Elektryk umówiony
W niedzielę spotkaliśmy się z wybranym elektrykiem. Obgadaliśmy co gdzie ma być i jak jest w projekcie. Kilka zmian nanieśliśmy. Elektryk zaproponował nam dwa fajne rozwiązania. Pierwsze to włącznik w przedsionku, którym będzie się dało wyłączyć lub włączyć oświetlenie w całym domu - kiedy to się przyda? Kiedy wychodzimy z domu i przypomina nam się, że na górze w pokoju czy na korytarzu światła nie zgasiliśmy - wtedy cyk i wyłączamy światło w całym domu. Super.
Drugi pomysł, to takie specjalne gniazdko w kotłowni, do którego będzie się dało podłączyć agregat prądotwórczy na czas przerwy w dostawie prądu np. z powodu awarii sieci.
Elektryk wstępnie określił się, że wchodzi w przyszłym tygodniu jak tylko mrozy trochę ustąpią. W długi weekend mieliśmy temperatury -24 st.C. w nocy i około -20, -15 w dzień.

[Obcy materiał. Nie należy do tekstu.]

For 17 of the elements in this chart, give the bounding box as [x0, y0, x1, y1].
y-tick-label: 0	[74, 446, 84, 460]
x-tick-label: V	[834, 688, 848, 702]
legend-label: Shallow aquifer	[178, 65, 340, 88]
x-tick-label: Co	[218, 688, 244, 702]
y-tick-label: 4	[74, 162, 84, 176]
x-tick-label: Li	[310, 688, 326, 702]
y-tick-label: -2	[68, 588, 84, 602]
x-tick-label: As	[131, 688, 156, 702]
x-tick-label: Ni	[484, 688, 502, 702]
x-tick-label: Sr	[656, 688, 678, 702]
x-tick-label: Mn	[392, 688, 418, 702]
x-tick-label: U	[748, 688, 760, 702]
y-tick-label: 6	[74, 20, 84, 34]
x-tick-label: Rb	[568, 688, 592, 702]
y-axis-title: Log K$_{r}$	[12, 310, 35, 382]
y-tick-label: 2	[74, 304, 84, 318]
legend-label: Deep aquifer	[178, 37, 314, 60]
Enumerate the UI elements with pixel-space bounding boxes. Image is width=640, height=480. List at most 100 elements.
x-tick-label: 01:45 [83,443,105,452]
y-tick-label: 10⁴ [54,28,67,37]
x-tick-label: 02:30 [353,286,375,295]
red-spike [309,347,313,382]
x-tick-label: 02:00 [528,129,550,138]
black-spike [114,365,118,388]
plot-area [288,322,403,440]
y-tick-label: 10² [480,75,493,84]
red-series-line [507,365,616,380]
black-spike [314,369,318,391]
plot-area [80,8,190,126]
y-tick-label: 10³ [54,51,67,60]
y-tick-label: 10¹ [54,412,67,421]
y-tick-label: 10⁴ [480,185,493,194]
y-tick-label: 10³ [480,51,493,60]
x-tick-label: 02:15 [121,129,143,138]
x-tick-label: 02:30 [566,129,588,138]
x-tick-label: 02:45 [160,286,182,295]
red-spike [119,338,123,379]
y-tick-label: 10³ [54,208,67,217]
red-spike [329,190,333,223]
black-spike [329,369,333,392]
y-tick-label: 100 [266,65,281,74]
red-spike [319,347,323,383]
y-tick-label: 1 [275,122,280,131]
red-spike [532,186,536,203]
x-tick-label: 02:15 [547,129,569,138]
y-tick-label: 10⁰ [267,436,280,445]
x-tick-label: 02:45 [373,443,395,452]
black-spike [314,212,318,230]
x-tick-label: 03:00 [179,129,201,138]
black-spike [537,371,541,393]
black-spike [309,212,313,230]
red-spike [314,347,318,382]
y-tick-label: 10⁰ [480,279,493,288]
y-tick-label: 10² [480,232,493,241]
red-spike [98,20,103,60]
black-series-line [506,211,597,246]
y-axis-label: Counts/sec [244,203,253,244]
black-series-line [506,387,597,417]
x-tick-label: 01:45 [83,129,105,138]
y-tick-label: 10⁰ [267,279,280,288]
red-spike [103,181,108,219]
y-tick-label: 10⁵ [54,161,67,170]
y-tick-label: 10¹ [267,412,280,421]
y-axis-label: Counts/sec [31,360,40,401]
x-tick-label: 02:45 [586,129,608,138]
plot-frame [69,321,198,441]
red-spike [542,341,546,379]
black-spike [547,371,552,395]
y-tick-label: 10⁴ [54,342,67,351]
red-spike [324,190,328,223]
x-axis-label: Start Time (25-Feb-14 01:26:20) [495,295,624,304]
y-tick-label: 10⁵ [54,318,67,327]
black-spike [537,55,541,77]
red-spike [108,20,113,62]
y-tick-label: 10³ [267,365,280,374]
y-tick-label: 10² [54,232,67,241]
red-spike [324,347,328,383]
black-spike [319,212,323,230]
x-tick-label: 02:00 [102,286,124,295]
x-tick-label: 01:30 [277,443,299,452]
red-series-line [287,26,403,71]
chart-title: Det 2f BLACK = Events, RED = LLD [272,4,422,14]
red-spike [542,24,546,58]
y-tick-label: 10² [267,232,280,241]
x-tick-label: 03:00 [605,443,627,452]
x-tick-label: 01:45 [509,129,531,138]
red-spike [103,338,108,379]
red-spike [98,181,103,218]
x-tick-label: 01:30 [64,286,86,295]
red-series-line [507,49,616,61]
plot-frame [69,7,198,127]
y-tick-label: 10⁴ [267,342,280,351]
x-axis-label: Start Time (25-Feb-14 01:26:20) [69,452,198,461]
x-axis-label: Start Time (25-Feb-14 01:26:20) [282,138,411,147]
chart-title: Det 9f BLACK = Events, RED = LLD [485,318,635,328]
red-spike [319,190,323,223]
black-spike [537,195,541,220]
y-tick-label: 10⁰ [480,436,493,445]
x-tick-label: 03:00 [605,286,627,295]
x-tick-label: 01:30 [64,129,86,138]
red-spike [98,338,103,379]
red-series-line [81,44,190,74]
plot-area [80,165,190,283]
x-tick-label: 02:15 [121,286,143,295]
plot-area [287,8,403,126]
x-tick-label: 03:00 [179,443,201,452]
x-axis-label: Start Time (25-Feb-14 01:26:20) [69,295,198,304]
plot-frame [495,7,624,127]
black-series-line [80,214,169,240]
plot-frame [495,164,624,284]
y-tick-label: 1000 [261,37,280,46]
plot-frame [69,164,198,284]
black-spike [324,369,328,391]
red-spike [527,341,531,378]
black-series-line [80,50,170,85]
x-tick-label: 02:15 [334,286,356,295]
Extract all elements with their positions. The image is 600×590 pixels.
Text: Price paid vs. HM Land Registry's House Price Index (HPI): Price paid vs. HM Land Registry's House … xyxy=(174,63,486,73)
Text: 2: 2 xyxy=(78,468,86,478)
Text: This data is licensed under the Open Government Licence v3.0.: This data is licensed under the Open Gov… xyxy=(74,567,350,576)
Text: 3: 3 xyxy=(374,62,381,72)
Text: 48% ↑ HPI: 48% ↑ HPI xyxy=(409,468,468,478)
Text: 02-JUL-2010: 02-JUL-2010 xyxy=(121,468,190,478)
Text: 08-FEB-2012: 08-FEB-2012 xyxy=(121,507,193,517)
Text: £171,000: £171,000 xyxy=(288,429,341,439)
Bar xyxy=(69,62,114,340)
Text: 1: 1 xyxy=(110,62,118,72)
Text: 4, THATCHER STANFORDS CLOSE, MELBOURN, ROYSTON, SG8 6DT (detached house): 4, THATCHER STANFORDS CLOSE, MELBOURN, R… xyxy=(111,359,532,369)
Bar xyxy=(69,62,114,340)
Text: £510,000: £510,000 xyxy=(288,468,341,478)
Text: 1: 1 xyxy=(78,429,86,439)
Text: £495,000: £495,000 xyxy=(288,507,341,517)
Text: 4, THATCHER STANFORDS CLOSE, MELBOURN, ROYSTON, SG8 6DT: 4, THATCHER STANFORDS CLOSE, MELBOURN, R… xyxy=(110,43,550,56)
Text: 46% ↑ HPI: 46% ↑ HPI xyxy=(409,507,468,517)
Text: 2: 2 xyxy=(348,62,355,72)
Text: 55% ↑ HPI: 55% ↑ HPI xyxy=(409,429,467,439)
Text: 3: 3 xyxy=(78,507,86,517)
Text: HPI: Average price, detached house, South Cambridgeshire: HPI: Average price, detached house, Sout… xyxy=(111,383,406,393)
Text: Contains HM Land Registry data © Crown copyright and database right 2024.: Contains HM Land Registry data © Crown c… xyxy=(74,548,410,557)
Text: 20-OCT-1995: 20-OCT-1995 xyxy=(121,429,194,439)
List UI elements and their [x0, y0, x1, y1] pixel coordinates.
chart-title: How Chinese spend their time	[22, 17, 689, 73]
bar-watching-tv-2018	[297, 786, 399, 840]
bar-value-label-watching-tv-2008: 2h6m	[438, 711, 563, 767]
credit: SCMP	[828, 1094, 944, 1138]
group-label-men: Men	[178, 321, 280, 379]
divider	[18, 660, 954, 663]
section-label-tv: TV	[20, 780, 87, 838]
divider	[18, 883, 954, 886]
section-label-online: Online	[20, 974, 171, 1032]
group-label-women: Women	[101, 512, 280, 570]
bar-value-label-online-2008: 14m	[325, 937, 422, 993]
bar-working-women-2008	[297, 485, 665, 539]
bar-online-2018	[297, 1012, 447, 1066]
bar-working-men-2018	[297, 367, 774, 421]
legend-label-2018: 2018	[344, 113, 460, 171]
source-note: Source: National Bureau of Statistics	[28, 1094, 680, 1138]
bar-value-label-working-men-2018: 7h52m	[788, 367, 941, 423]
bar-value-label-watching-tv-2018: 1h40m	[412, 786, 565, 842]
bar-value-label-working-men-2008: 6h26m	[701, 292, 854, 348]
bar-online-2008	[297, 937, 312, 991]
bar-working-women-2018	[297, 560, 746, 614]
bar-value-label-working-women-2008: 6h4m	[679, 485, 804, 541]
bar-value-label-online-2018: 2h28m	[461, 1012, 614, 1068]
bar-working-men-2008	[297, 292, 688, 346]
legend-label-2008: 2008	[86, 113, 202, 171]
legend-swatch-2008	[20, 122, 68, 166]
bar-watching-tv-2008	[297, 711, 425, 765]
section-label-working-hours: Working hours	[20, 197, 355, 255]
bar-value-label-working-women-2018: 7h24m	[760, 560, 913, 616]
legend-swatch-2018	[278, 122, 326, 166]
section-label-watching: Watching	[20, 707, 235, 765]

A tak, to sprzątanie wewnątrz, wizyty przedstawicieli handlowych od rekuperacji i innych tematów oraz czekanie na oferty.
W międzyczasie w naszej aceroli trochę się grzeje kozą i rąbie odpady desek na opał. Taki piecyk nie jest jednak na tyle wydajny, żeby zagrzać całe pomieszczenie jakim jest salon. Jak się mocno rozpali, tak żeby prawie cała rura do komina była czerwona, to ciepło jest może na 2-3 metry od kozy. Ciepłe powietrze jest chyba w całości wyciągane przez nieszczelny dach i drzwi w przedsionku, bo mimo grzania przez np. 2 godziny w dalszej odległości (np. 5m) cieplej wcale nie jest. Koza daje tylko tyle, że jak się zmarznie, to można przy niej stanąć na chwilę i się rozgrzać i dalej wracać do pracy. Albo tak zorganizować pracę, żeby pracować w pobliżu piecyka. Według producenta piecyk ten ma chyba 8kW i powinien wystarczyć na ogrzanie 180m2 powierzchni.. taaa. Rurę wylotową przedłużyłem o 1,5m, dużo więcej ciepła, polecam.